David Foster is not one to sit in a recliner watching TV all day. His retirement days are filled with activities that keep him outdoors, involved in the community or traveling to fun places.
“Staying active keeps you alive and well,” he says. “Making the most of retirement has a lot to do with maintaining good health.”
In the summer, Foster heads to Pulaski County’s Boy Scout camp to volunteer. Now in his 10th year of helping out, Foster has held several duties at camp – office work, dining hall director, and his favorite, trail conservancy.A Boy Scout in his younger years, Foster was excited to have the opportunity to work at the camp, which has about 75 miles of trails. Each year, he begins his summer with prepping the trails for use by the Scouts.

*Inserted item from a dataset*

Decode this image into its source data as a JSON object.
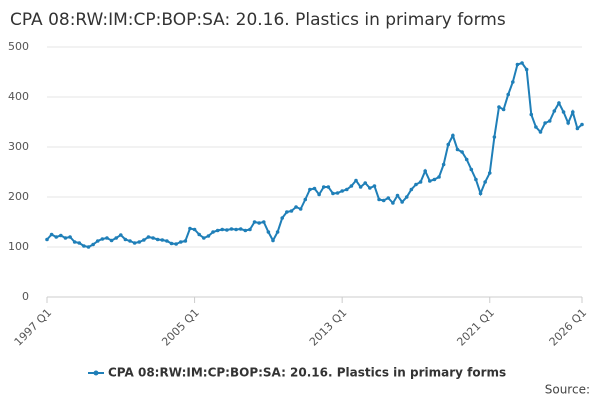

“It’s quite a job to get the trails open,” he says. “Trees have fallen because of wind, ice or snow,” and it’s Foster’s job to clear the way.
When Scouts need to do a conservation project to earn a badge, he often supervises and determines what tasks will help them reach their goal. Some trails at the camp – previously used by industries – are not up to standard, so Foster works on improvements like making them less steep, rerouting them around water or adding new connections to “make the trails functional and enjoyable.”
Back at home, Foster gathers with a trail construction crew on Wednesdays to help sustain many Roanoke trails.
“I enjoy the camaraderie and the exercise,” he says. “And it’s fulfilling to do something that will leave a legacy.”
Prior to retirement, Foster worked for Norfolk Southern; he loved trains as a kid, so the railroad industry was the perfect fit. Originally from Connecticut, Foster was happy to put his roots in Roanoke thanks to the quasi-rural atmosphere and numerous activities available (outdoor recreation, cultural experiences, etc.).
His interest in trains continued after retirement. He and his son are working to restore an observation car with hopes to operate it in Roanoke.Foster enjoys traveling by train, too. Now that he and wife Joyce are both retired, they have the flexibility to travel more frequently.
“We both don’t like flying anymore, so we build our trips around train travel,” he says. The two have traveled across Canada and to Chicago and New Orleans.